What would make more sense, says Mitchell, is tweaking the guidelines. Instead of requiring restaurants to spend 75% of the loan amounts on labor, drop the requirement down to 50%. And give the borrowers 90 or 120 days to spend it, so they can use the loans to restaff when social distancing is eased and restaurants can fully reopen.

“I just think America needs these businesses, it needs its restaurants. America needs to take ownership to get them the resources they need to survive.” —Cameron Mitchell

If the rules aren’t changed, Mitchell says, he figures he might have $2 million of his $10 million loan forgiven.
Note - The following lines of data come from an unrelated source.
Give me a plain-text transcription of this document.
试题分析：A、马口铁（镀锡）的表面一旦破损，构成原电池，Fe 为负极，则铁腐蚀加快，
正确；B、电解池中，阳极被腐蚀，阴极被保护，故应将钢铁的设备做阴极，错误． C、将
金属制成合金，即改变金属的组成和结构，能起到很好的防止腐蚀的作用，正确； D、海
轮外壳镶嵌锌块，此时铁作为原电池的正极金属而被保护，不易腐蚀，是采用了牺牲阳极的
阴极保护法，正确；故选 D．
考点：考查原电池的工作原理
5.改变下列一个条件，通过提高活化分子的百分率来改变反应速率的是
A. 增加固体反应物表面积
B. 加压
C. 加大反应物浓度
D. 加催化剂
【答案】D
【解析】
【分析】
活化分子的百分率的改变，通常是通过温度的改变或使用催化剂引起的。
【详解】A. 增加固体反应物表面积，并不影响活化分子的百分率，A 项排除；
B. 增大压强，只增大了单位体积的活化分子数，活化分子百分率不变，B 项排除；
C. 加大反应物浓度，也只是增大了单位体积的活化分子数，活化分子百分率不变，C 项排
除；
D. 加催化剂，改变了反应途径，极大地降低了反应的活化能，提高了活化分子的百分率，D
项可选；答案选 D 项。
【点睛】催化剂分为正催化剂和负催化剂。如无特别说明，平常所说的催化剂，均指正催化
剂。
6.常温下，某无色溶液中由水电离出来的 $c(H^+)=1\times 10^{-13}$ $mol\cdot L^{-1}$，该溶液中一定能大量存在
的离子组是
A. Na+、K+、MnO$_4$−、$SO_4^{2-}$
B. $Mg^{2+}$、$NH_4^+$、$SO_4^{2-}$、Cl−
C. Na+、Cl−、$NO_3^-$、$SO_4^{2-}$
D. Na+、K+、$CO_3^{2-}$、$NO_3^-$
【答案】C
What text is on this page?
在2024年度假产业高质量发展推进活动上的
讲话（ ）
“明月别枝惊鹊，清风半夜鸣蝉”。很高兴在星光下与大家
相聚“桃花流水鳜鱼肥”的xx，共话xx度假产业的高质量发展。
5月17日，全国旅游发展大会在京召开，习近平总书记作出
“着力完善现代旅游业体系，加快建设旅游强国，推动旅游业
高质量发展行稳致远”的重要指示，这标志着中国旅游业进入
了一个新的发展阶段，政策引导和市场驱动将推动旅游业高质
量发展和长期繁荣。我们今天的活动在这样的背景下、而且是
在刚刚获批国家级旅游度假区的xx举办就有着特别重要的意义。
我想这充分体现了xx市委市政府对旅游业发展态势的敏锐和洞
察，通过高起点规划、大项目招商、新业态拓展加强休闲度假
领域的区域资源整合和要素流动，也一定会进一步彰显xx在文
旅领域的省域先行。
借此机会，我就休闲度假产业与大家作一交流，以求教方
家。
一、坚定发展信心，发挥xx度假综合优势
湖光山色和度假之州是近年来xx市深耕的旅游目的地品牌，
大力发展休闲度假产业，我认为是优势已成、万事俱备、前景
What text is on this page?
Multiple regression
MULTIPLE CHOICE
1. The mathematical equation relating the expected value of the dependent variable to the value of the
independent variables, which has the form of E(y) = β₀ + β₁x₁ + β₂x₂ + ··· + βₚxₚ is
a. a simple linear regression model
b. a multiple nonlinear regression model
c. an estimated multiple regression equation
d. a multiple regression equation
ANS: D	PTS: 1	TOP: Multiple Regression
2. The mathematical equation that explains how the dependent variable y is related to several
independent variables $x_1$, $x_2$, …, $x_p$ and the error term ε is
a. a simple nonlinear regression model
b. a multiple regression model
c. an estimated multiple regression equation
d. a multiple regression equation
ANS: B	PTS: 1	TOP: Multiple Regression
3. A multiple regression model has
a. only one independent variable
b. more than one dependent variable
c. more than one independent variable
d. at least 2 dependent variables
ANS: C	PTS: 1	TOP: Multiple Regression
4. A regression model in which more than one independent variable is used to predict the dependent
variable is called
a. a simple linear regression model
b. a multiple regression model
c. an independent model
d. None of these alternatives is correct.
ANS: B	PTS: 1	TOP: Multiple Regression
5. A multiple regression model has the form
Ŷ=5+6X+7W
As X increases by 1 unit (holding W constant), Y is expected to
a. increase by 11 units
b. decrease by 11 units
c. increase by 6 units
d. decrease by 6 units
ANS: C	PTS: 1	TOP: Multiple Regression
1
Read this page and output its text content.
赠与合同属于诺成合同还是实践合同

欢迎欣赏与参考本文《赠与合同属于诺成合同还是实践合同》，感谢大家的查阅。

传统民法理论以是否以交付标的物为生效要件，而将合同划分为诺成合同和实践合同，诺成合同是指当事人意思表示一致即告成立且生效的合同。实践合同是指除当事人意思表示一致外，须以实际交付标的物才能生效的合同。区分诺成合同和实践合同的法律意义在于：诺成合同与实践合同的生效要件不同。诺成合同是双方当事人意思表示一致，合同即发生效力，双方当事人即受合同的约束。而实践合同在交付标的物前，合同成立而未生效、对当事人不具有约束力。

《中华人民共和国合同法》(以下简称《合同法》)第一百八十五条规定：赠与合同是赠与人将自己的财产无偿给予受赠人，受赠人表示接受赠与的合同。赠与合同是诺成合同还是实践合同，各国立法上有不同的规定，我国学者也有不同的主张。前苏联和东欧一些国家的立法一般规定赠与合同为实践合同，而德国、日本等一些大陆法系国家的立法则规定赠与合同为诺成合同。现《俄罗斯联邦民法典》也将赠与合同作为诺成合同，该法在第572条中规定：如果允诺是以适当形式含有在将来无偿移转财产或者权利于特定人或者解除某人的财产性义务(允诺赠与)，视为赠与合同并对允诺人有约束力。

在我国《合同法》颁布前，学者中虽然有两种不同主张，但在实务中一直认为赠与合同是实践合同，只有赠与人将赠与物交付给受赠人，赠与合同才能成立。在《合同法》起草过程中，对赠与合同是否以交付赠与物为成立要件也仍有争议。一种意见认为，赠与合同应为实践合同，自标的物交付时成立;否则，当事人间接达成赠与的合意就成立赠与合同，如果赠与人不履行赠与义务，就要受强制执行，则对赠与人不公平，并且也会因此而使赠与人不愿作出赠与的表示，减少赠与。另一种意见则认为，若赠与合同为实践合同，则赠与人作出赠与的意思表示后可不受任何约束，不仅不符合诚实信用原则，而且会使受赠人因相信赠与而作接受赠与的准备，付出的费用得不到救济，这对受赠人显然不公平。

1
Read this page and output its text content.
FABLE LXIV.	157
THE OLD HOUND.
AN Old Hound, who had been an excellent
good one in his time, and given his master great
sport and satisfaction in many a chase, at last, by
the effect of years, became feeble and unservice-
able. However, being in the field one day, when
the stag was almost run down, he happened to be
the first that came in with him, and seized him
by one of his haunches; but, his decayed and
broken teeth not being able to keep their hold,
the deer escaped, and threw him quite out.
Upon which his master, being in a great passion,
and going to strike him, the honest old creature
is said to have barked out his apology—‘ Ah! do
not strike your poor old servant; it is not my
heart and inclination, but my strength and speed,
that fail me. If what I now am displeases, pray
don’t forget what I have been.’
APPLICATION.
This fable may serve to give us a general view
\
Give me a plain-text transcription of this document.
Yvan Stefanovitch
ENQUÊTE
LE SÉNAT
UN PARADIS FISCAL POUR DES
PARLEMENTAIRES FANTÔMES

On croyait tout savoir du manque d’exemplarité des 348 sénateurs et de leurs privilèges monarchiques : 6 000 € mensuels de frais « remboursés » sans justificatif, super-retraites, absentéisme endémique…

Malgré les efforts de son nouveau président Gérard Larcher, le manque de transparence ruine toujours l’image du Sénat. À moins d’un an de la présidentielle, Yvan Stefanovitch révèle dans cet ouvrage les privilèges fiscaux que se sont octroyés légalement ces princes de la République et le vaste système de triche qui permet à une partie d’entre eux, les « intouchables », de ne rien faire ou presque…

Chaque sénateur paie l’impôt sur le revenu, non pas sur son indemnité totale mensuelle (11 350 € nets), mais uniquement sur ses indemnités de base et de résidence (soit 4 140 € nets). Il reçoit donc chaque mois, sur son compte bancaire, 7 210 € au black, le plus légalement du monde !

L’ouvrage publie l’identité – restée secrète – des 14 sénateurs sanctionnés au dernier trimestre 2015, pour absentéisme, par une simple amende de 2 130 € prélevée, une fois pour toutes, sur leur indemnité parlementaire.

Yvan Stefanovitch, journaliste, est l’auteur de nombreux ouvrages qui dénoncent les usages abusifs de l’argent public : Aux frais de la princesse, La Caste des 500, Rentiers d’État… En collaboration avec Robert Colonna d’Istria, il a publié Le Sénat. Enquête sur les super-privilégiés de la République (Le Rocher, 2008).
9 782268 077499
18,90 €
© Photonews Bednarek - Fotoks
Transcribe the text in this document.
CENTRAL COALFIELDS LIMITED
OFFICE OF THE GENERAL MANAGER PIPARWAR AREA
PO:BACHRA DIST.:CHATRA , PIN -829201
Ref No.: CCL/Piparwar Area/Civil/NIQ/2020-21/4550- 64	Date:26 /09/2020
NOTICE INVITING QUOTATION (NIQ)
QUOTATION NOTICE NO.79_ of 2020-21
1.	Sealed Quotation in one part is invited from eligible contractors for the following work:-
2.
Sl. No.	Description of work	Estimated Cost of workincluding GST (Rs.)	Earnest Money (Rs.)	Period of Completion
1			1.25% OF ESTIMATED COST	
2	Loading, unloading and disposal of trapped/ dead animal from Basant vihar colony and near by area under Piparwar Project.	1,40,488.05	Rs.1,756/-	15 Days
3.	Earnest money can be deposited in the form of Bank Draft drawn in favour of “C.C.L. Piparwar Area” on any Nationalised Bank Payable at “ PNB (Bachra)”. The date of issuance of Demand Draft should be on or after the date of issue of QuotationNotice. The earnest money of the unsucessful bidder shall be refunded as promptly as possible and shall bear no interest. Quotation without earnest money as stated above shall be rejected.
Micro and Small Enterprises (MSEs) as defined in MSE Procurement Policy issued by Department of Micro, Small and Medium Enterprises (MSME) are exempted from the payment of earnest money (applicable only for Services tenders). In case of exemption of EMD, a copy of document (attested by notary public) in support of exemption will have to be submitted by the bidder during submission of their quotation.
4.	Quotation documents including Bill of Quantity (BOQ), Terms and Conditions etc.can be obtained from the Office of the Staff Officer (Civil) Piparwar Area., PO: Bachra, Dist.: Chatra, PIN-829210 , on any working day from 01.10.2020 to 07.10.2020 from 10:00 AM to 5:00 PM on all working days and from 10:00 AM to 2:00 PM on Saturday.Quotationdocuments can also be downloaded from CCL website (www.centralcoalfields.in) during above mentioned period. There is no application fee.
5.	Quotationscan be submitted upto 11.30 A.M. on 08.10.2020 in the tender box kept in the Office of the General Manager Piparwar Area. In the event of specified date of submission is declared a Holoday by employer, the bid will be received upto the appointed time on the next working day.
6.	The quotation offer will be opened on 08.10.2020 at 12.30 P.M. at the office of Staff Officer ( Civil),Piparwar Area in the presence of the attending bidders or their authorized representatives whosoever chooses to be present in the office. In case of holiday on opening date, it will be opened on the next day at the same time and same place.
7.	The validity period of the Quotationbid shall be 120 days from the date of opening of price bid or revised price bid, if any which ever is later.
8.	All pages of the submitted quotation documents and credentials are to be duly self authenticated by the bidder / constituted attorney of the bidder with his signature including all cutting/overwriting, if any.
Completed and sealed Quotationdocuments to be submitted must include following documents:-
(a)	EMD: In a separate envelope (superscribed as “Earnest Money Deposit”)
Come October, when the loan is due, he’s looking at a monthly debt payment in of about $500,000, at a time when sales are still likely to fall below pre-COVID levels.

Those tweaks have the support of the National Restaurant Association and the TRA, along with individual restaurant executives such as Elliott.

The industry will have a shot at pushing through those changes when more money is appropriated for the next phase of the PPP or whatever loan program succeeds it. Republicans in Congress have already proposed a $250 billion reallocation. Democrats are pushing for a $500 billion re-up, with more of the money being channeled to states and healthcare facilities.

“I’m not asking for bailouts or handouts,” says Mitchell. “I just think America needs these businesses, it needs its restaurants. America needs to take ownership to get them the resources they need to survive.”